Dans un tableau comparatif, la Confédération des syndicats des travailleurs du Bénin (CSTB) a mis en parallèle les rémunérations des hauts responsables politiques béninois avec le SMIG national, avant d’étendre l’analyse à la France. L’exercice, présenté par Kassa Mampo, révèle un écart salarial qui interroge profondément le modèle de valorisation du travail au Bénin.
Selon les chiffres avancés, un ministre béninois percevrait environ 8 millions de francs CFA par mois, soit 153 fois le SMIG béninois. À titre de comparaison, en France, la rémunération d’un ministre est estimée à 7 015 000 francs CFA, tandis que celle du Premier ministre s’élève à 10 520 000 francs CFA. Rapportés au SMIG français fixé à 969 462 francs CFA, ces montants représentent un ratio compris entre 7 et 10 fois le salaire minimum, très loin des proportions observées au Bénin.

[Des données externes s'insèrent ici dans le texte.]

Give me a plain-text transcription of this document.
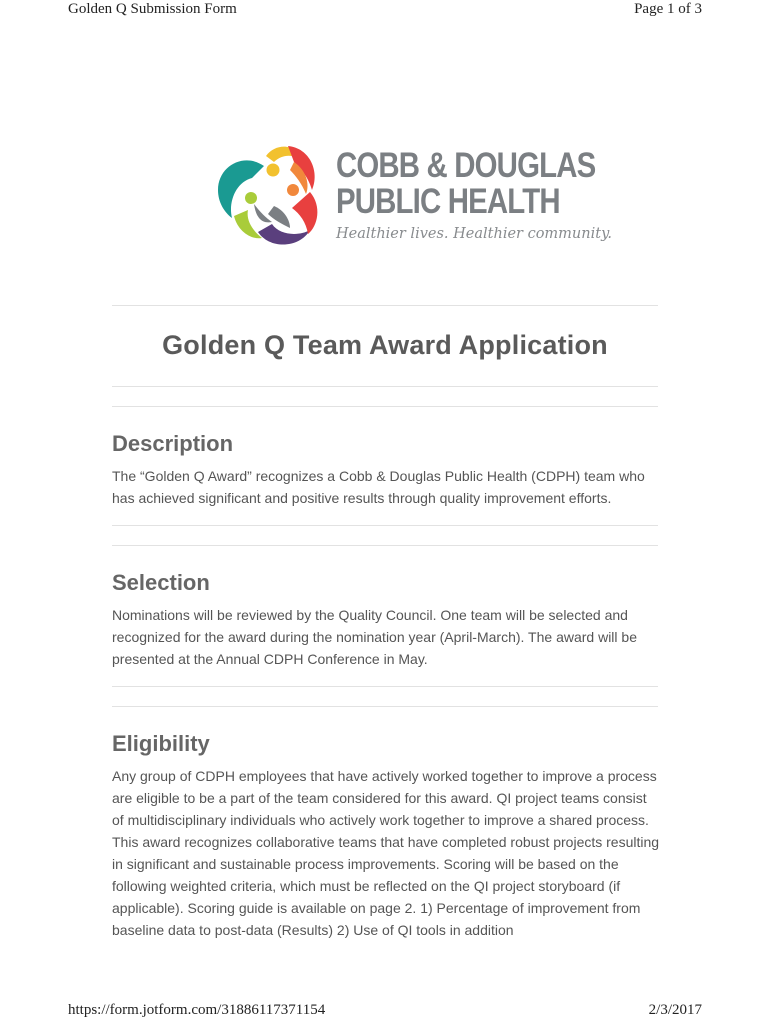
Golden Q Submission Form	Page 1 of 3
COBB & DOUGLAS
PUBLIC HEALTH
Healthier lives. Healthier community.
Golden Q Team Award Application
Description

The “Golden Q Award” recognizes a Cobb & Douglas Public Health (CDPH) team who has achieved significant and positive results through quality improvement efforts.

Selection

Nominations will be reviewed by the Quality Council. One team will be selected and recognized for the award during the nomination year (April-March). The award will be presented at the Annual CDPH Conference in May.

Eligibility

Any group of CDPH employees that have actively worked together to improve a process are eligible to be a part of the team considered for this award. QI project teams consist of multidisciplinary individuals who actively work together to improve a shared process. This award recognizes collaborative teams that have completed robust projects resulting in significant and sustainable process improvements. Scoring will be based on the following weighted criteria, which must be reflected on the QI project storyboard (if applicable). Scoring guide is available on page 2. 1) Percentage of improvement from baseline data to post-data (Results) 2) Use of QI tools in addition

https://form.jotform.com/31886117371154	2/3/2017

Le déséquilibre apparaît tout aussi marqué du côté des parlementaires et des préfets. D’après la CSTB, les députés et préfets béninois gagneraient en moyenne 5 millions de francs CFA par mois, soit 96 fois le SMIG. En France, un député percevrait environ quatre fois le SMIG, un écart sans commune mesure avec la situation béninoise.
De cette comparaison, Kassa Mampo tire une conclusion sans détour : « le travail n’est pas payé au Bénin, c’est la politique qui est payée ». Une formule brutale, mais qui résume le malaise soulevé par ces chiffres. Derrière les montants, c’est la question de la hiérarchie des valeurs salariales qui est posée : que récompense réellement l’État béninois ? L’effort productif ou la fonction politique ?
Ce débat, relancé par la publication de ces données, dépasse la simple comparaison internationale. Il touche au contrat social, à la dignité du travail et à la crédibilité d’un système où le salaire minimum peine à couvrir les besoins essentiels, pendant que les sommets de l’appareil politique bénéficient de rémunérations sans rapport avec la réalité économique du pays.